For those who have sat on both corporate and nonprofit boards, the red flags are glaring. The all-male board seemed particularly cozy, with just four members and backgrounds mainly in education and investment. Many parents say they never met the board members, and up until last month they didn’t know their names.
One question that’s top of mind for Pam Reeve — who has served on two dozen public, private, and quasi-governmental boards — is whether the Croft board hired an independent firm to conduct an annual financial audit. Without one, the board left itself vulnerable to someone hiding information and cooking the books.
“It is really, really hard for the board to interrogate that,” Reeve said. “That’s why you need the audits.”

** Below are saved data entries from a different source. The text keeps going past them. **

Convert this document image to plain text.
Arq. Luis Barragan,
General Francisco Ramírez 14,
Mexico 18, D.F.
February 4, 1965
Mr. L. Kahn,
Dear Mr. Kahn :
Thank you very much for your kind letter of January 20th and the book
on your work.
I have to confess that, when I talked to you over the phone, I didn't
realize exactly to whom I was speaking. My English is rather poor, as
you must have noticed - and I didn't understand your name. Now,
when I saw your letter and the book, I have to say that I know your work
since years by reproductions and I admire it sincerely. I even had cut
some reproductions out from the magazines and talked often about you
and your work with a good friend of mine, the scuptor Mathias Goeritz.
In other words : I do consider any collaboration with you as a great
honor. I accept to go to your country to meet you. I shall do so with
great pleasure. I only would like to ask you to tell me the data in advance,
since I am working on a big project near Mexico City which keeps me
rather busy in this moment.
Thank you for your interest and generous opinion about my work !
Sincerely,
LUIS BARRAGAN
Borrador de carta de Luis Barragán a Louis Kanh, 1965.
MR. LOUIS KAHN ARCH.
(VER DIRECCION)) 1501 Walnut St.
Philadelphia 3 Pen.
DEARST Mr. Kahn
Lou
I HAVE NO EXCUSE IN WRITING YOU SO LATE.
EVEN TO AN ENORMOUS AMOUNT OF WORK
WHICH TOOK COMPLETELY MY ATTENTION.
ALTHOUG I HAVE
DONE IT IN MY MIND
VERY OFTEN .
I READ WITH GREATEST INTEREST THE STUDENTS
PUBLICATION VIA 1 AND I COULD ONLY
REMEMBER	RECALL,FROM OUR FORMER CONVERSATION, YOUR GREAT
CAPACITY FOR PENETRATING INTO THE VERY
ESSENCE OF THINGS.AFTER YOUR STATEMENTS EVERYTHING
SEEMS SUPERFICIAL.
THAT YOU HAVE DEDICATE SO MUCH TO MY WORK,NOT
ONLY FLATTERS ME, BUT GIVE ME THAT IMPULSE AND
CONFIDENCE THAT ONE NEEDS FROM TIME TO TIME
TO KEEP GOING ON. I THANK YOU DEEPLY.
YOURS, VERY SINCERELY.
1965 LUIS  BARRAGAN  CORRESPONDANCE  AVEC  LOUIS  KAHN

Turns out, the board, by its own admission, did not believe in audits.
“As is common with private start-up companies, Croft was not required to undergo a financial audit by its equity investors or its commercial lender,” according to a statement from the board.
Instead, the board thought it was enough for the school’s books to be managed by an independent accounting firm, the name of which they’ve declined to share.
All of which leads me to question whether these four board members were truly independent fiduciaries working in the school’s best interests, or if they were more like investors looking for a lucrative exit strategy, hoping to grow and then sell a school that has been popular among progressive, white collar families willing to pay the more than $35,000-a-year tuition.
The board acknowledges that members are both “unpaid” directors and equity investors who have yet to receive “a dividend, distribution, or return of capital from Croft, and they have never sold any of their equity in the company.”
As the scandal has unfolded, board members have been quick to paint themselves as good actors trying to make things right. After learning on March 6 about Given’s financial shenanigans, they suspended him without pay. The board has since brought in a restructuring team, launched an independent investigation, and engaged potential buyers to keep the school open.
But for many parents and observers, it can be hard to absolve the board of blame here. Remondi ran a publicly traded company, Lytle works at Grant Thornton Stax, a top accounting and consulting firm. Shukla, with his Harvard MBA, fashions himself as an experienced investor, while Goldstein, with his Harvard Kennedy School masters, is an education pioneer.
They’re sophisticated people who should know what they’re doing.
Yet, ultimately, they failed a basic duty of financial oversight — one that now threatens the education of close to 600 students.
“They should have known,” said Linda Rossetti, a Boston-area entrepreneur who has served on boards. “It’s their job.”